Every once in a while, you would see a Johnny Reb flag flying, in defiance of the conventional wisdom, giving the finger to the political class.

Barack Obama had a huge opportunity to help these people, but his focus wasn’t on rural America when he took the Presidency.

He could have transformed politics forever, and during the height (or depth) of the Great Recession, he could have made the revitalization of these communities a top goal of his Administration.

These folks needed the help and they still need the help. They are still skidding along in a deflationary time.
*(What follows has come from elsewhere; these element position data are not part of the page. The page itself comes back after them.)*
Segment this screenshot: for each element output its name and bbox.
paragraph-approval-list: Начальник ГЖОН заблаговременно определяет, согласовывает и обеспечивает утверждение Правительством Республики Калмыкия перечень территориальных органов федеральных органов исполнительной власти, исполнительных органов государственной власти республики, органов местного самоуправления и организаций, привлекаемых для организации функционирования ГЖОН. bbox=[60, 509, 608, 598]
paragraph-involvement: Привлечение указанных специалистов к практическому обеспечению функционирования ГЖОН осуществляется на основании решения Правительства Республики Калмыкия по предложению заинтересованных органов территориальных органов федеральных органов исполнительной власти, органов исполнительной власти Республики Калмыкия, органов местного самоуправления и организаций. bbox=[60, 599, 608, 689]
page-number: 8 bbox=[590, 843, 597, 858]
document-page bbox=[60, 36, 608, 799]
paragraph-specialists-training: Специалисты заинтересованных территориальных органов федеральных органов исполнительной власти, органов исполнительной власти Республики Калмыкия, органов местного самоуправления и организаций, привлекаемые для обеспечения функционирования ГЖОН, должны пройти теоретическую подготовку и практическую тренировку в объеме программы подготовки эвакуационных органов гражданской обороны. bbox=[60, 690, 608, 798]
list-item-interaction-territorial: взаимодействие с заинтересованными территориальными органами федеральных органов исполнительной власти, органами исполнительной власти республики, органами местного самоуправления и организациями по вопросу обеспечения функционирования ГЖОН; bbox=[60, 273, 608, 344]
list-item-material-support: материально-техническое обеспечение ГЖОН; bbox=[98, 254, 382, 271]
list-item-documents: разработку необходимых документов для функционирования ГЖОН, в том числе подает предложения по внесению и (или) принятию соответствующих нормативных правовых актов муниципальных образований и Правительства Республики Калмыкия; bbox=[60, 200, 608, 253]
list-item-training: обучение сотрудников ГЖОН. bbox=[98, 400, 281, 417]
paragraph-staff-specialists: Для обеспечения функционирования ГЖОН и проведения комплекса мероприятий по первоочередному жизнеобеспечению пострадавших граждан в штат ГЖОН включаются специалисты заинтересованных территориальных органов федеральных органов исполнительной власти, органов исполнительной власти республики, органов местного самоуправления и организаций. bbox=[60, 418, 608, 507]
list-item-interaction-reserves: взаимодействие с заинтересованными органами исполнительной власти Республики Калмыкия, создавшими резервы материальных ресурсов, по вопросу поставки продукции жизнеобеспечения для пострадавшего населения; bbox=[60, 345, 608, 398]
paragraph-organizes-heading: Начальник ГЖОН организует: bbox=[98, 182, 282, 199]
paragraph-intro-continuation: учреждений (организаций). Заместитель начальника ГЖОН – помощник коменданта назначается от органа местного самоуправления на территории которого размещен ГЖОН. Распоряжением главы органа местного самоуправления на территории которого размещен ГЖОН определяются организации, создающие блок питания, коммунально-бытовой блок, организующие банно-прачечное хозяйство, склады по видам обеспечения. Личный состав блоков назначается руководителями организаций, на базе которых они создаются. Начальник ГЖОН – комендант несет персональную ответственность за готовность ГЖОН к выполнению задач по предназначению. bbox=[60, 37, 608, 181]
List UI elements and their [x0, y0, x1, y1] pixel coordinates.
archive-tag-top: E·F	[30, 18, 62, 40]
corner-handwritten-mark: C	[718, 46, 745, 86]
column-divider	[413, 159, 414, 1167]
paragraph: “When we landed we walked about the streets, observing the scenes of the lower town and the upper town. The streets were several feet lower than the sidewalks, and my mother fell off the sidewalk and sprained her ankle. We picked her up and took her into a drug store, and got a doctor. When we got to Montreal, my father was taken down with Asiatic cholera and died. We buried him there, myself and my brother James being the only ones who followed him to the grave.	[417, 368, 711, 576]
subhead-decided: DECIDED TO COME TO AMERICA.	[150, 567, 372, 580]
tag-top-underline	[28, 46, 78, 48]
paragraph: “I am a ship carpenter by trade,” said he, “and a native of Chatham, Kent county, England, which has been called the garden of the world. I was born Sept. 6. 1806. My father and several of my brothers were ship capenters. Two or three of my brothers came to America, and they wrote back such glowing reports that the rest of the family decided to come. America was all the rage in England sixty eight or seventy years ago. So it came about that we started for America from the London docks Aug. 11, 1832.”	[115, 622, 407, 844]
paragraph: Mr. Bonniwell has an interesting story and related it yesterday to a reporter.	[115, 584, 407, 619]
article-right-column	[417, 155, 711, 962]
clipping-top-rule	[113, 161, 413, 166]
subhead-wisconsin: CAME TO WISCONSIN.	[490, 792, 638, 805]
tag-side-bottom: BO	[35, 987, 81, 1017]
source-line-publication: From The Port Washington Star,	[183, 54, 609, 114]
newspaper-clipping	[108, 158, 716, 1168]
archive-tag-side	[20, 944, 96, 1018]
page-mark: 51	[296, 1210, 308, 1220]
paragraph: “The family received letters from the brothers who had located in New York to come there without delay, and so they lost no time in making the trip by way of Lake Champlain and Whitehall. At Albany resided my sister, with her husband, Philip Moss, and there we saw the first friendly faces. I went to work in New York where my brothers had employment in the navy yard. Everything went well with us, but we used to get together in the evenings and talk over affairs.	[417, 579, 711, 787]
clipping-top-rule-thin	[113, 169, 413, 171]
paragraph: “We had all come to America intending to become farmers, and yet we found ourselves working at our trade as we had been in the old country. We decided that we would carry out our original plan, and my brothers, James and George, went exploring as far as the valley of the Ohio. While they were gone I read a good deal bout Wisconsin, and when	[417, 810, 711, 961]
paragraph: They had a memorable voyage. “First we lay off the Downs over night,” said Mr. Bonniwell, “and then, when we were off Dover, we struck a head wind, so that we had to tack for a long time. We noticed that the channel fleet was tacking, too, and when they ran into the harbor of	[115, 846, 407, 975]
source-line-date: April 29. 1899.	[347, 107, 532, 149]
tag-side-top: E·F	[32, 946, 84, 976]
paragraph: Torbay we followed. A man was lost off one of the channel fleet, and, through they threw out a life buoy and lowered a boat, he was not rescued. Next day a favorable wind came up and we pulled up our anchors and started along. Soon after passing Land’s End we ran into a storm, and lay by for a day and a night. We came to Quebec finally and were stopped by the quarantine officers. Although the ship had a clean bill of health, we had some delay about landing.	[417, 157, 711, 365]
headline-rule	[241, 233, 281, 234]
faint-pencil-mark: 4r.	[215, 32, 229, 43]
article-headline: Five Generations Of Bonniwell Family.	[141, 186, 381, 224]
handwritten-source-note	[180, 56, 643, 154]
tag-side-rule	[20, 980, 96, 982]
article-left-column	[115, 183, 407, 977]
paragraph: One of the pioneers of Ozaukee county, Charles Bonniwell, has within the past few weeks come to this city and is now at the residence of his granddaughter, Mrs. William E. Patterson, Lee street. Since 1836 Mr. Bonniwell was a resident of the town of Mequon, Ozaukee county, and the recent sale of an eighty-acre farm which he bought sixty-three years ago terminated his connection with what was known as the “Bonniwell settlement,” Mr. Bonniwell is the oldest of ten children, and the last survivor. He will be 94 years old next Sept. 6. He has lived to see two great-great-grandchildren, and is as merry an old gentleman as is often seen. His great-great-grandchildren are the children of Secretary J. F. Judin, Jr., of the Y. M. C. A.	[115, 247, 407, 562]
Cost-cutting is still the path to economic growth for those who sit on corporate board rooms and how you do that is through importing labor, exporting jobs and cutting wages.

None of those strategies work very well if you are a normal schmuck with a high school degree and no great talents outside of drinking beer and watching NFL football.

President Obama didn’t make the economy his number one issue during his first term. Sure, he passed an economic stimulus package that garnered no Republican votes that did nothing to change the long-term dynamics driving wages down, but did serve to help some of his political constituencies.

The number one priority for the Obama Administration was his health care law. His number two priority was climate change legislation, which never really got off the ground.

The President changed his focus from the economic issues to social ones fairly early on. He changed his position on gay marriage. His health care law picked a fight with religious groups over abortion. His Attorney General would talk about America’s unwillingness to confront its racist past, despite the fact that white voters just voted Barack Hussein Obama into the White House. And the President made a big play to limit the rights of gun owners.

And that was when he lost the white working class voters that voted for him during the 2008 elections.

The Republicans, in response, did nothing.

They voted against the stimulus and they doubled-down on the free market ideology that screwed rural white voters in the first place.

Mitt Romney was the culmination of that ideological belief that driving down wages and favoring share-holders over workers was ultimately good politics. From his perspective, as a venture capitalist who made billions by firing people (he actually said that he liked to fire people during the campaign, if you can believe it) it all made perfect sense.

Romney lost Virginia and Maryland, and barely squeezed out North Carolina, largely through the strength of the social issues that Obama foolishly stumbled into.

The Tea Party had risen in rebellion two years before, but the rebellion, which worked so well during the midterm elections, couldn’t be sustained for the Presidential election.

The Tea Party and Mitt Romney were going in two different directions. Romney preached economic self-sufficiency. The Tea Party attacked the political establishments of both sides, of which Mr. Romney was a proud Member.

The natural successor to the Tea Party, of course, was Donald Trump. His nativist, economic populism proved to be overwhelmingly popular to a base of voters hitherto unknown to the Republican party.

It’s probably no surprise that Mr. Romney would find Trump to be such a threat and that he and his former campaign team would spend so much effort to attack him. Romney is no populist. He’s a hedge fund guy. They don’t like populism. It’s bad for business.

It is probably no surprise that Trump won North Carolina, Virginia and Maryland during the GOP primary this year, largely through the strength of the voters in the rural part of the state. Whether Trump can win in the general election is an open question.

If he loses, it will because of his inability to unite the party around his nationalist/populist message. If he loses, it will be because the Romney faction won’t go along.

Trump wants to make America great again. That’s his campaign theme.

If he could make an America that can build bridges over large bodies of water again, that would be a good place to start.